Zazwyczaj gustuję w kinie biegunowo innym, operującym subtelnymi środkami wyrazu. Bliższe mi są niedopowiedzenia niż przesada. Nie mogę oderwać oczu od arcydzielnej Tajemnicy Brokeback Mountain, wybitnych Okruchów dnia czy narracyjnie stonowanego Ojca chrzestnego II. Filmów wyciszonych, których siła wynika z tego, co niewypowiedziane i pozornie nieobecne.

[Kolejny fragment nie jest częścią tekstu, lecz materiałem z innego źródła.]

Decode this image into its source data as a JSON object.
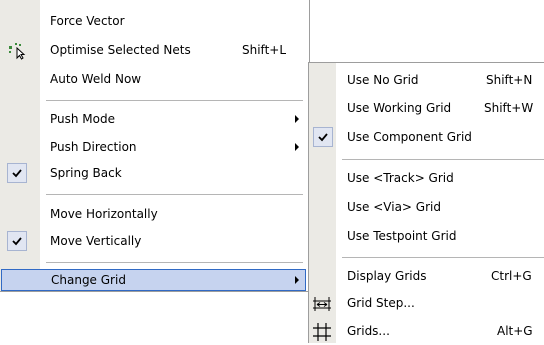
{
  "main_menu": {
    "items": [
      {
        "label": "Force Vector"
      },
      {
        "label": "Optimise Selected Nets",
        "shortcut": "Shift+L",
        "icon": "optimise-nets-icon"
      },
      {
        "label": "Auto Weld Now"
      },
      {
        "label": "Push Mode",
        "submenu": true
      },
      {
        "label": "Push Direction",
        "submenu": true
      },
      {
        "label": "Spring Back",
        "checked": true
      },
      {
        "label": "Move Horizontally"
      },
      {
        "label": "Move Vertically",
        "checked": true
      },
      {
        "label": "Change Grid",
        "submenu": true,
        "highlighted": true
      }
    ]
  },
  "grid_submenu": {
    "items": [
      {
        "label": "Use No Grid",
        "shortcut": "Shift+N"
      },
      {
        "label": "Use Working Grid",
        "shortcut": "Shift+W"
      },
      {
        "label": "Use Component Grid",
        "checked": true
      },
      {
        "label": "Use <Track> Grid"
      },
      {
        "label": "Use <Via> Grid"
      },
      {
        "label": "Use Testpoint Grid"
      },
      {
        "label": "Display Grids",
        "shortcut": "Ctrl+G"
      },
      {
        "label": "Grid Step...",
        "icon": "grid-step-icon"
      },
      {
        "label": "Grids...",
        "shortcut": "Alt+G",
        "icon": "grids-icon"
      }
    ]
  },
  "colors": {
    "gutter": "#ebeae5",
    "highlight": "#c6d3ef",
    "highlight_border": "#316ac5"
  }
}
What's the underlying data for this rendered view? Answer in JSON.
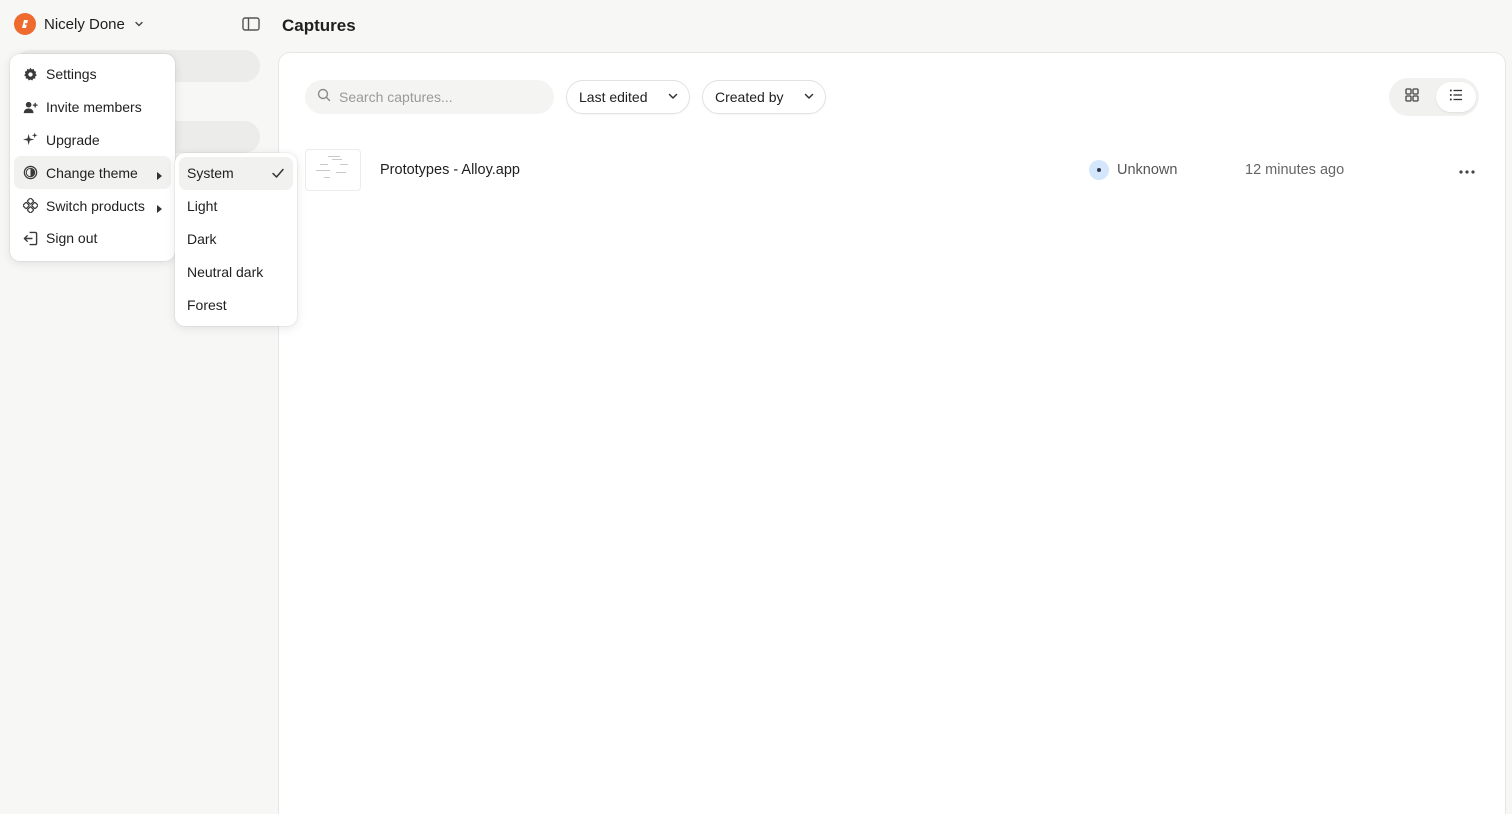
{
  "workspace": {
    "name": "Nicely Done"
  },
  "header": {
    "title": "Captures"
  },
  "toolbar": {
    "search_placeholder": "Search captures...",
    "sort_label": "Last edited",
    "creator_filter_label": "Created by",
    "view_mode": "list"
  },
  "captures": [
    {
      "title": "Prototypes - Alloy.app",
      "owner": "Unknown",
      "edited": "12 minutes ago"
    }
  ],
  "account_menu": {
    "items": [
      {
        "label": "Settings",
        "icon": "gear-icon"
      },
      {
        "label": "Invite members",
        "icon": "user-plus-icon"
      },
      {
        "label": "Upgrade",
        "icon": "sparkle-icon"
      },
      {
        "label": "Change theme",
        "icon": "theme-icon",
        "submenu": true
      },
      {
        "label": "Switch products",
        "icon": "products-icon",
        "submenu": true
      },
      {
        "label": "Sign out",
        "icon": "sign-out-icon"
      }
    ]
  },
  "theme_menu": {
    "selected": "System",
    "options": [
      "System",
      "Light",
      "Dark",
      "Neutral dark",
      "Forest"
    ]
  },
  "colors": {
    "brand": "#ee6a2e",
    "background": "#f7f7f6",
    "panel": "#ffffff",
    "avatar": "#d4e6fb"
  }
}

W tych tytułach najważniejsze dzieje się między wierszami, w precyzyjnej reżyserskiej inscenizacji i misternym kodowaniu emocji. Najczęściej liczy się detal, a nie cała scena. Więcej wyraża spokój i cisza niż ekstatyczny krzyk. Lubię kino formalnie ekonomiczne. Wydaje mi się ono bardziej wyrafinowane i głębsze. Jest mniej czytelne, ale równocześnie znacznie bardziej inspirujące.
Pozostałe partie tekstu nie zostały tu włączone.